Days 52-55 – The Magic of Quebec, Shopping in Maine, Breaking and Entering in Newton

Saturday September 27 (Muriel)

When it was time to leave Montreal we got into our car for the first time since arriving at our hotel here.  The Lady of the Dashboard helped us navigate our way out of town, taking us on freeways and through tunnels.

Eventually we were in the countryside, driving through flat countryside.  The terrain was flat, full of tidy fields with frequent patches of woods that displayed striking fall colors.  There were scattered farm houses and frequent villages, some of which had large industrial or commercial areas.

We arrived in Quebec mid afternoon.  It didn’t look all that different from Montreal, although less compact and with fewer highrises.  That is, not until we got into our hotel room on the 16th floor.  We looked down at the walls of the old city and into the old city and the harbor along the St. Lawrence.  Wow!  We set off on foot for the old city.

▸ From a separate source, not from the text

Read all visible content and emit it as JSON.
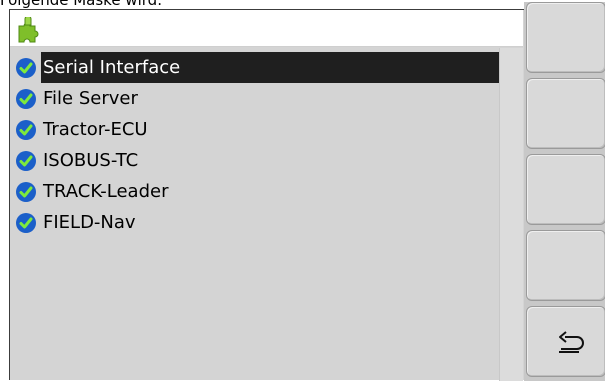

VIEW FROM OUR HOTEL WINDOW

We crossed through the old city wall through a gate that looked like part of Cinderella’s Castle in Disneyland.  We passed shop, after shop, after restaurant after shop, all in lovely old buildings.  Eventually we were walking through old residential neighborhoods in light drizzle.  It reminded us of wandering through neighborhoods of Bruges in drizzle in July of last year, except that it was much hillier.  Among the pristine, centuries old multi-story houses we walked past was one where a woman was watering flowers in window boxes through open windows.  The scene was picturesque, but more eye-catching were the statues of a bride and groom suspended over a doorway, skulls and similar goodies decorating the front of the building.  It will be Halloween in just over a month.

HALLOWEEN SCENES  (Whole building and detail)

SCENES FROM OLD QUEBEC (Narrow Streets, Gate, Chateau Frontenac, Mural)

SCULPTURES ON THE STREETS OF OLD QUEBEC

(Enlarge to see what is under the chairs)

We continued wandering, returning to the commercial streets.  We passed Catholic and Anglican cathedrals, the town hall, the fantastically elaborate Frontenac Hotel, and other public buildings.  Eventually we were above the old city walls, passing through the park below the Quebec provincial parliament building, with its beautiful gardens and statues.  We returned to our hotel to clean up.

Cleaned up, we walked back to the old town to dinner in an outstanding restaurant.  We had excellent meals in trios of related items.  Fluffy and Thumper, forgive me, but one of the trios I enjoyed were an appetizer of three forms of liver of lapin (rabbit).  This was followed by a trio of game meats from the environs of Quebec.  It was a lovely and sumptuous meal, which we hoped we counteracted by walking back up through the old town, past the town wall, and up to our hotel.

Sunday September 28 (Muriel)

In the morning we set off through light drizzle and chilling winds.  We wandered back into the old town and turned left into Artillery Park.  The drizzle lifted and the wind was blocked as we wandered downhill, passing old cannons, barracks and other historic military buildings.  The military buildings were much more attractive than their modern versions.  We left the park and soon were walking down a road to the lower town, the old commercial and shipping area of the old city.

We found a beautiful starkly modern fountain in front of Victorian era railroad buildings.  Turning right, we wandered through streets with stores and restaurants in the lower old city.  We found ourselves at a museum celebrating the 400th year of Quebec City where we watched a film about “The Face of Champlain,” one of the founders of Quebec. The film was 3-D, very French, and very weird.  It was engaging, although we learned much less history than we expected.  We wandered the attractive museum, looking at assorted artifacts and interactive displays.  Deciding we preferred to spend our limited time here on broader approaches and the feel of the living place, we headed out along more of the commercial area.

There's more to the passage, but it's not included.